According to the complaint, the rate parity guarantees prevent companies such as Skoosh.com, a UK travel booking site, from entering the market and attempting to gain share by discounting room prices below the price matches as a loss leader.
Just because defendants’ rational business interests can be recast in a suspicious light does not mean the allegations actually suggest a conspiracy was formed.”
In other words, the travel brands are just competitors in an incestuous business, according to the judge.
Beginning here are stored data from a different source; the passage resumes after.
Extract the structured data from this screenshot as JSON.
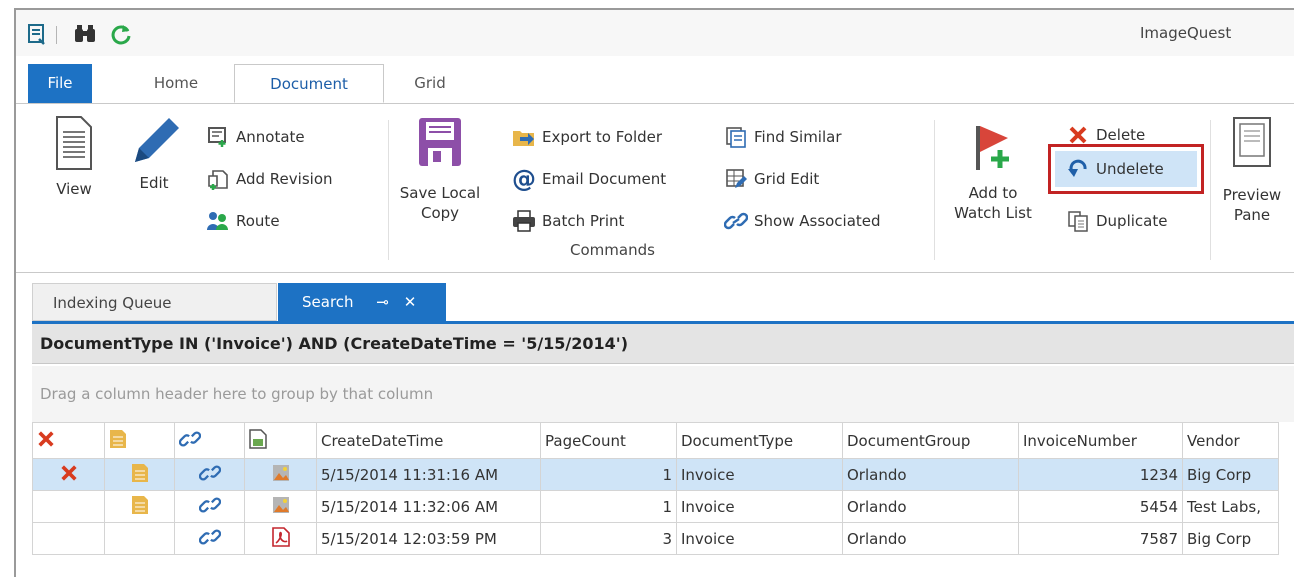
{
  "app": {
    "title": "ImageQuest"
  },
  "tabs": {
    "file": "File",
    "home": "Home",
    "document": "Document",
    "grid": "Grid"
  },
  "ribbon": {
    "view": "View",
    "edit": "Edit",
    "annotate": "Annotate",
    "add_revision": "Add Revision",
    "route": "Route",
    "save_local_line1": "Save Local",
    "save_local_line2": "Copy",
    "export_to_folder": "Export to Folder",
    "email_document": "Email Document",
    "batch_print": "Batch Print",
    "find_similar": "Find Similar",
    "grid_edit": "Grid Edit",
    "show_associated": "Show Associated",
    "add_watch_line1": "Add to",
    "add_watch_line2": "Watch List",
    "delete": "Delete",
    "undelete": "Undelete",
    "duplicate": "Duplicate",
    "preview_line1": "Preview",
    "preview_line2": "Pane",
    "group_commands": "Commands"
  },
  "doc_tabs": {
    "queue": "Indexing Queue",
    "search": "Search",
    "pin": "⊸",
    "close": "✕"
  },
  "query": "DocumentType IN ('Invoice') AND (CreateDateTime = '5/15/2014')",
  "group_hint": "Drag a column header here to group by that column",
  "grid": {
    "headers": [
      "CreateDateTime",
      "PageCount",
      "DocumentType",
      "DocumentGroup",
      "InvoiceNumber",
      "Vendor"
    ],
    "rows": [
      {
        "created": "5/15/2014 11:31:16 AM",
        "pages": "1",
        "type": "Invoice",
        "group": "Orlando",
        "invoice": "1234",
        "vendor": "Big Corp",
        "deleted": true,
        "has_notes": true,
        "file_icon": "image-file-icon"
      },
      {
        "created": "5/15/2014 11:32:06 AM",
        "pages": "1",
        "type": "Invoice",
        "group": "Orlando",
        "invoice": "5454",
        "vendor": "Test Labs,",
        "deleted": false,
        "has_notes": true,
        "file_icon": "image-file-icon"
      },
      {
        "created": "5/15/2014 12:03:59 PM",
        "pages": "3",
        "type": "Invoice",
        "group": "Orlando",
        "invoice": "7587",
        "vendor": "Big Corp",
        "deleted": false,
        "has_notes": false,
        "file_icon": "pdf-file-icon"
      }
    ]
  },
  "colors": {
    "accent": "#1d72c4",
    "selection": "#cfe4f7",
    "highlight_border": "#c22323",
    "delete_red": "#d83b1f"
  }
}
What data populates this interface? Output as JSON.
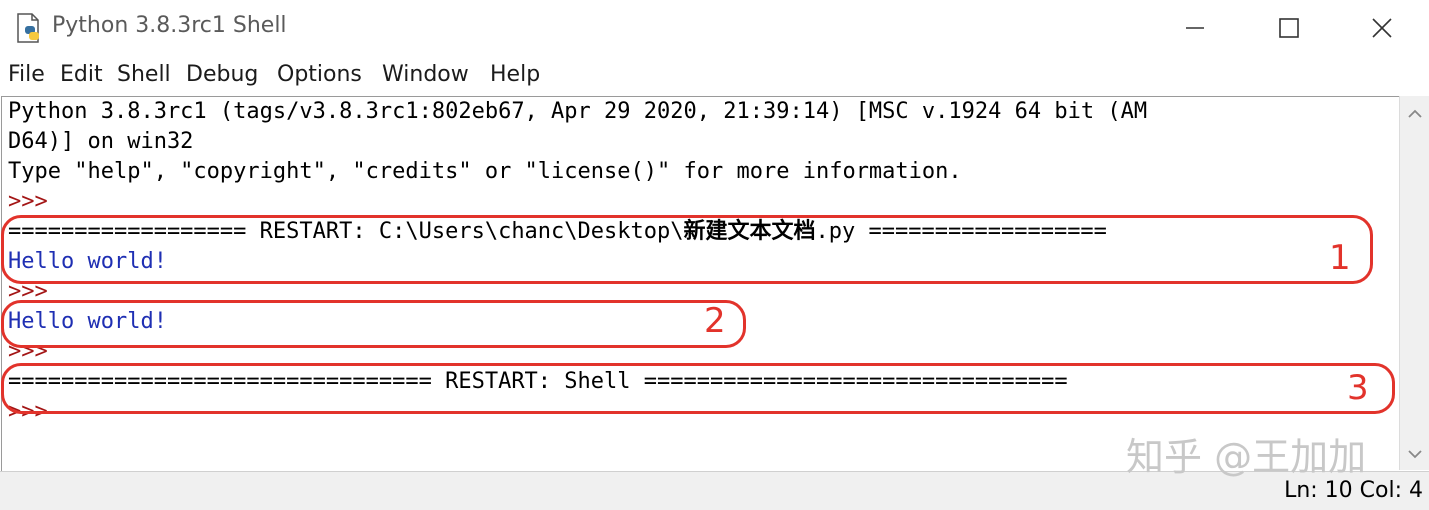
{
  "window": {
    "title": "Python 3.8.3rc1 Shell",
    "icon": "python-file-icon",
    "controls": {
      "minimize": "minimize-icon",
      "maximize": "maximize-icon",
      "close": "close-icon"
    }
  },
  "menu": [
    "File",
    "Edit",
    "Shell",
    "Debug",
    "Options",
    "Window",
    "Help"
  ],
  "shell": {
    "banner_1": "Python 3.8.3rc1 (tags/v3.8.3rc1:802eb67, Apr 29 2020, 21:39:14) [MSC v.1924 64 bit (AM",
    "banner_2": "D64)] on win32",
    "banner_3": "Type \"help\", \"copyright\", \"credits\" or \"license()\" for more information.",
    "prompt": ">>>",
    "restart_file_prefix": "================== RESTART: C:\\Users\\chanc\\Desktop\\",
    "restart_file_name_cjk": "新建文本文档",
    "restart_file_suffix": ".py ==================",
    "output_1": "Hello world!",
    "output_2": "Hello world!",
    "restart_shell": "================================ RESTART: Shell ================================"
  },
  "annotations": [
    "1",
    "2",
    "3"
  ],
  "status": {
    "position": "Ln: 10 Col: 4"
  },
  "watermark": "知乎 @王加加",
  "colors": {
    "prompt": "#a31515",
    "output": "#1f2fb3",
    "annotation": "#e2332b"
  }
}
There was no actual e-mail or phone call proof that, say, Marriott and Hyatt were colluding to fix room rates.
Executives from some of the defendant companies attended industry-wide EyeforTravel conferences in the US from 2004 to 2008, providing an opportunity to conspire.
But there was no “smoking gun” communication.
The judge added that the plaintiffs’ alleged injury — payment of supracompetitive prices — has no plausible connection to the rate guarantees, and that they failed to show that “rate parity” reduces intrabrand competition by requiring the OTAs to market a hotel’s rooms at the rates set by that hotel.
With his game face on, one of the firms representing the travel brands — Hagens Berman Sobol Shapiro — said it felt it could replead the complaint. The judge has given the firms 30 days to do so, according to Bloomberg News.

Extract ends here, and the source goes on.